LE RAYONNEMENT INTERIEUR
Emmanuel Denarié, fort de toutes ces passions, rayonne. Il ne rayonne pas dans les salons parisiens et dans les rédactions où les critiques se retrouvent. Il rayonne de ce que la nature lui a donné et de celle qui l’entoure. Tous ceux qui le croisent en parlent avec la même énergie et la même force : « Emmanuel Denarié a toujours été jeune. Il le sera toujours. Et, mieux encore, il rajeunit tous ceux qu’il rencontre. C’est un don qu’il doit partager avec l’enchanteur Merlin. Dans notre pays de Savoie, parce qu’il n’est ni député, ni sénateur, ni homme de loi, ni brasseur d’affaires, ni barbouilleur de papier, ni grand seigneur, ni grand médecin, on pourrait le croire sans action… »Emmanuel Denarié Le Maître à l'école Artgitato Molière Scaramouche Commedia dell'arte Watteau 2

UN MARCHAND DE BONHEUR
« …Or, il est ce qu’Alphonse Daudet rêver d’être : marchand de bonheur.

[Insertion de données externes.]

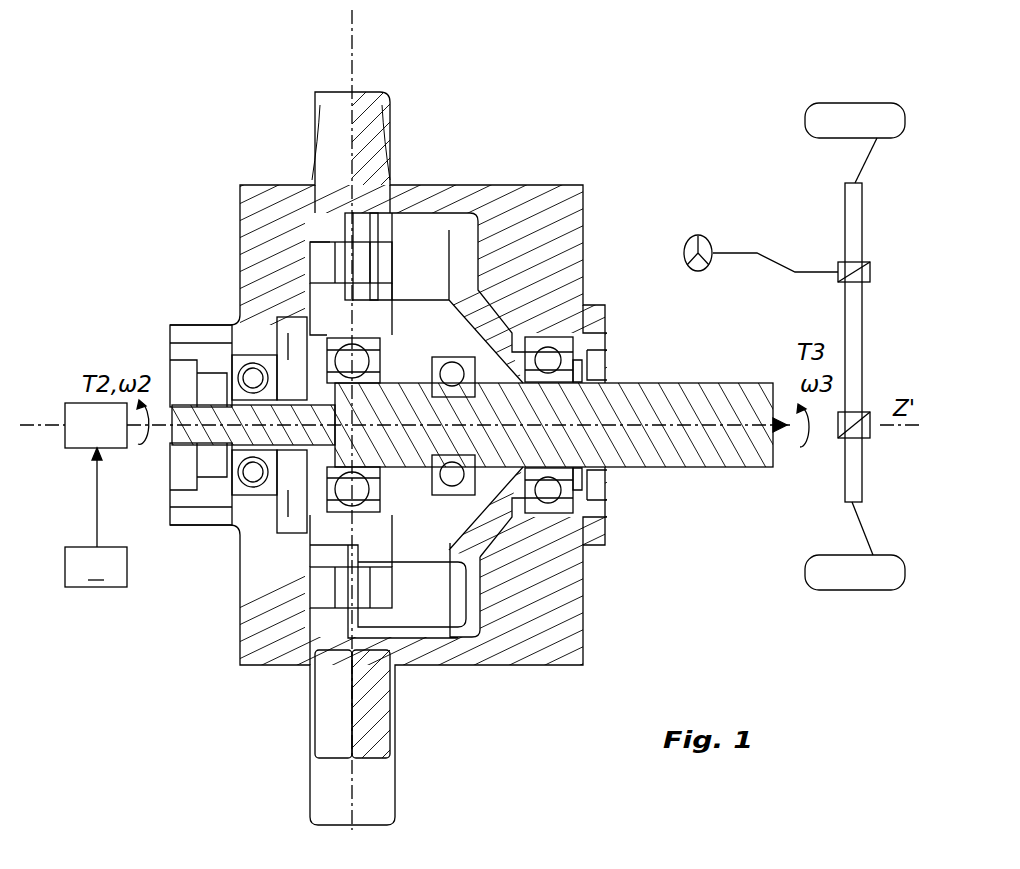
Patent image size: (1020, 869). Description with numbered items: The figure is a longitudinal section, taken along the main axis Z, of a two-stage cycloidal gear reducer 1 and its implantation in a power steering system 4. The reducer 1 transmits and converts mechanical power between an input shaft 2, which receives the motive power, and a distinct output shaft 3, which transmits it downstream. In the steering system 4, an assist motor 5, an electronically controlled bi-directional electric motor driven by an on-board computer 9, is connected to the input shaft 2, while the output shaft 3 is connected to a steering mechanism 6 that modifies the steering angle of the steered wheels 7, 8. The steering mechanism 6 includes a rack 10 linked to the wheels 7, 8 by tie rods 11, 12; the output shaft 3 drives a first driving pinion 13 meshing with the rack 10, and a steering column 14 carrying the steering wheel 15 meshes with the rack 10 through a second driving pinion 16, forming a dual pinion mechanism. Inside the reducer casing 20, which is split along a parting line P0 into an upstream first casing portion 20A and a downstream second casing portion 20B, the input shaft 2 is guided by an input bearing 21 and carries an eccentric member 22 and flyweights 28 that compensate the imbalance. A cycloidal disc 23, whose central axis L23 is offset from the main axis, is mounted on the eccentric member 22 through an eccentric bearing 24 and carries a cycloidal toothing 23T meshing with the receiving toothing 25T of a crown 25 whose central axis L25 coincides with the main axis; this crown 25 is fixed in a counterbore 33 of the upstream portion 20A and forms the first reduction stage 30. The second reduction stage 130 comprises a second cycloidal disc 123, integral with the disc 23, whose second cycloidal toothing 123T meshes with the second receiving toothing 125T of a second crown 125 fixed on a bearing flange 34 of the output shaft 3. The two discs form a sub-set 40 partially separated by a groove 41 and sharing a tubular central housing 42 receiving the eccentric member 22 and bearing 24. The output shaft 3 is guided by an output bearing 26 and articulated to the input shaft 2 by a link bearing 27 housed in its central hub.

The cycloidal gear reducer 1 is at (242, 78).
The input shaft 2 is at (172, 437).
The output shaft 3 is at (760, 455).
The power steering system 4 is at (843, 56).
The assist motor 5 is at (78, 449).
The steering mechanism 6 is at (884, 202).
The steered wheel 7 is at (865, 117).
The steered wheel 8 is at (860, 573).
The computer 9 is at (96, 517).
The rack 10 is at (853, 347).
The tie rod 11 is at (863, 158).
The tie rod 12 is at (865, 527).
The first driving pinion 13 is at (866, 438).
The steering column 14 is at (814, 270).
The steering wheel 15 is at (703, 237).
The second driving pinion 16 is at (870, 272).
The reducer casing 20 is at (268, 250).
The first casing portion 20A is at (333, 105).
The second casing portion 20B is at (372, 105).
The input bearing 21 is at (240, 367).
The eccentric member 22 is at (343, 497).
The cycloidal disc 23 is at (316, 570).
The cycloidal toothing 23T is at (330, 610).
The eccentric bearing 24 is at (330, 515).
The crown 25 is at (314, 248).
The receiving toothing 25T is at (316, 232).
The output bearing 26 is at (560, 497).
The link bearing 27 is at (520, 490).
The flyweight 28 is at (452, 350).
The first reduction stage 30 is at (330, 826).
The counterbore 33 is at (333, 228).
The bearing flange 34 is at (412, 597).
The sub-set of discs 40 is at (380, 318).
The groove 41 is at (378, 200).
The tubular central housing 42 is at (338, 540).
The second cycloidal disc 123 is at (405, 275).
The second cycloidal toothing 123T is at (374, 589).
The second crown 125 is at (400, 245).
The second cycloidal receiving toothing 125T is at (388, 582).
The second reduction stage 130 is at (378, 826).
The central axis of the cycloidal disc L23 is at (240, 493).
The central axis of the crown L25 is at (305, 370).
The parting line P0 is at (358, 26).
The main axis Z is at (405, 411).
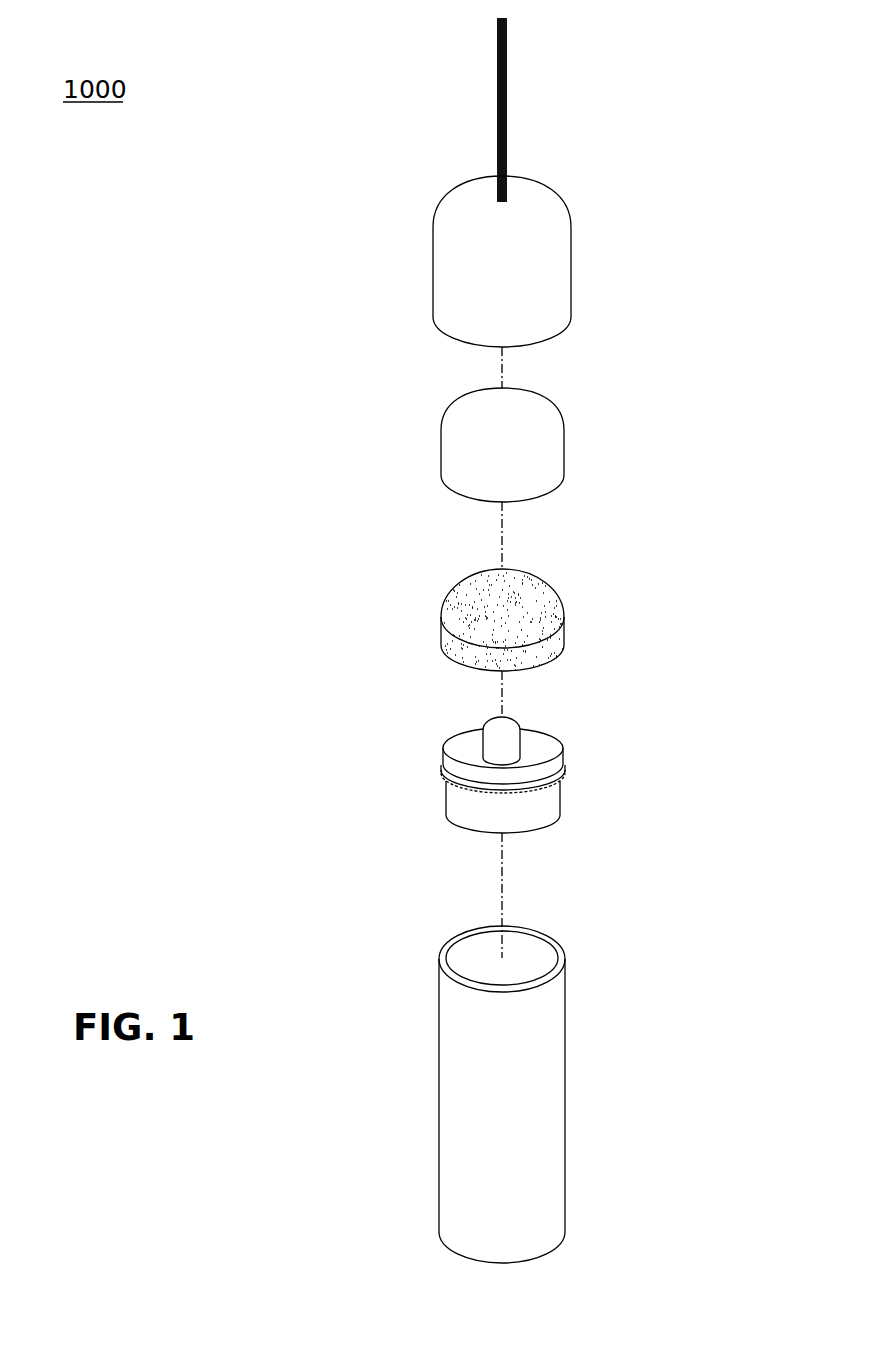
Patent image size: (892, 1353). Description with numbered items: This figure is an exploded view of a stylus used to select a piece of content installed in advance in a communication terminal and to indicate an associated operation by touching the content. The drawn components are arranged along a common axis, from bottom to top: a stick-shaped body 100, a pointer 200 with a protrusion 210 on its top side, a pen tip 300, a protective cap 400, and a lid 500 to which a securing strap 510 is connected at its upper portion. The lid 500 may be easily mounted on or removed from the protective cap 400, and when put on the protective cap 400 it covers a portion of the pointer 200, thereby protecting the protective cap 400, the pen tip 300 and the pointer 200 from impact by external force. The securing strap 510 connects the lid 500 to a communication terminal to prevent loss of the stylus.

The securing strap 510 is at (507, 117).
The lid 500 is at (568, 258).
The protective cap 400 is at (567, 437).
The pen tip 300 is at (567, 625).
The protrusion 210 is at (507, 741).
The pointer 200 is at (567, 777).
The stick-shaped body 100 is at (567, 1090).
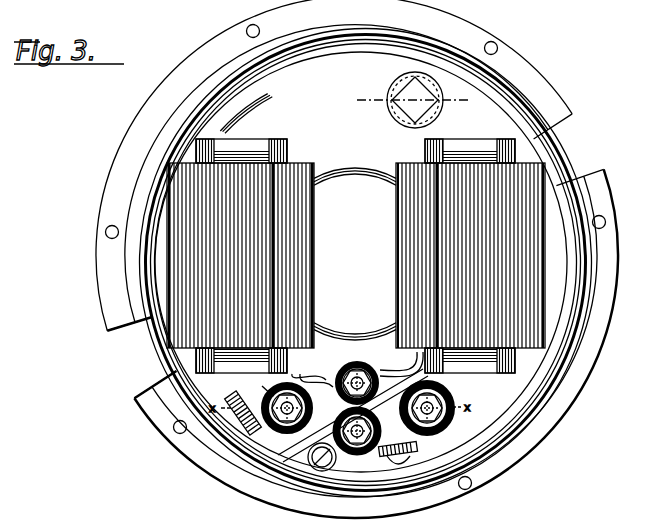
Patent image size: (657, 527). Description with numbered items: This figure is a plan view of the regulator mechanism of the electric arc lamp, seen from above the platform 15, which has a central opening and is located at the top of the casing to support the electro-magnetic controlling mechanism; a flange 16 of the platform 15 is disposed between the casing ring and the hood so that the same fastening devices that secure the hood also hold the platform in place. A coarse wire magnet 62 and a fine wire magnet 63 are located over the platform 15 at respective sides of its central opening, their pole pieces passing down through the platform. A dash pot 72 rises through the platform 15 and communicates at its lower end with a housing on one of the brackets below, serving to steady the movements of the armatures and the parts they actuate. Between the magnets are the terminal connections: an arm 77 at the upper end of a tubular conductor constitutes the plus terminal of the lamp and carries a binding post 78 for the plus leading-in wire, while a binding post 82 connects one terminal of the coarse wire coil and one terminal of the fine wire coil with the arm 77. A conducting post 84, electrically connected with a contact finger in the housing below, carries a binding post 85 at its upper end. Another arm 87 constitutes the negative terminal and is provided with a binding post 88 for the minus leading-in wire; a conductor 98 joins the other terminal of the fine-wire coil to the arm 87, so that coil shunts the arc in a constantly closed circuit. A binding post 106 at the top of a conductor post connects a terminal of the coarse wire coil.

The platform 15 is at (366, 263).
The flange 16 is at (600, 341).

Marchand, non, car il donne le goût de vivre. Nul n’a été reçu dans sa maison des champs – pas trop loin de la ville, car il est sociable- sans en emporter, comme un invisible paquet, du plaisir. Il est vrai, qu’il y est merveilleusement aidé, mais cela fait partie de sa chance. Les abeilles mêmes, s’il leur rend visite, s’abstiennent de le menacer. Il a des traces de miel sur les lèvres… »

IL EST SI DISTRAIT !
« … A quoi passe-t-il ses jours ? Car il semble ignorer le travail. Il compose des vers en marchant. Les sentiers le connaissent et recouvrent de gazon leurs cailloux afin de lui épargner les faux pas : il est si distrait ! Et, s’il chasse, il rapporte des poèmes quand on attend du gibier… Mais voici que le succès vint chercher ce poète ignoré qui vivait paisiblement, loin des endroits où l’on imprime. Il avait accompli en vers ce que les imagiers et les peintres d’autrefois entreprenaient avec leurs pinceaux : un triptyque. Les auteurs dramatiques écrivent des pièces en un ou plusieurs actes… »

UN TRIPTYQUE EN VERS
« … Il imagina, lui, de composer des panneaux : une première scène pour poser ses personnages, un panneau central comportant l’action, et une scène finale, pour conclure et montrer, après l’action, les personnages rassérénés. Afin de remplacer volets, le rideau tombe. Et ce fut son Fra Angelico. Un triptyque en vers, vous devinez le sourire sceptique d’un directeur de théâtre à qui l’on apporte un tel manuscrit. Un triptyque en vers, comportant de la musique de scène, une figuration, et la représentation du célèbre tableau de Fiesole, le Couronnement de la Vierge ! … »

OUBLIER SA PIPE !
Or, il se trouva que le directeur du Grand Cercle d’Aix-les-Bains, ayant entendu parler de cet étrange ouvrage, demanda à le lire. Il le lut, le reçut, le monta en quelques semaines. Et c’est ainsi que le poète dut un jour quitter sa maison de campagne, enfermer ses chiens, oublier sa pipe, et venir assister à une première. » (Gaston Sorbets, La Petite Illustration n°84 du 11 février 1922)

A L’ECOLE DE SCARAMOUCHE
Mais ce n’est pas la première du Fra Angelico qui nous intéresse, mais celle du Maître à l’école, au Théâtre National de l’Odéon. Une pièce en un acte où l’on retrouve Molière, encore appelé Jean-Baptiste Poquelin, joué pour la première par Jaquelin, un Molière jeune en compagnie de son maître en Commedia dell’arte, Scaramouche, joué par Maxime Lery. Mais nous attendrons presque le milieu de l’acte, à la scène VI, pour découvrir Poquelin et Scaramouche. Nous sommes dans l’hôtellerie de Gros-René où, à travers une baie, qui permet « de voir sur la maison d’en face l’enseigne du théâtre de Scaramouche. »

STRATEGIE ET MANIGANCES
Le spectacle est ailleurs. Il se prépare-là, dans cet hôtel où les personnages se croisent, se cachent, s’évitent et se poursuivent. Nous sommes dans la vie et nous voyons déjà les matériaux qui serviront à l’écriture des pièces à venir. Le mari cocu, le radin, le mariage, l’importance du statut des personnages, les stratégies et les manigances. Mais quand le spectacle s’ouvre c’est sur des questions de table, de couverts, de soupers et de gosiers, « de plats farcis aux piments ». Il faut savoir mettre le plat en bouche. Mais c’est aussi rappeler que ce sont les gens du peuple qui composent les spectateurs de Molière. D’abord et surtout.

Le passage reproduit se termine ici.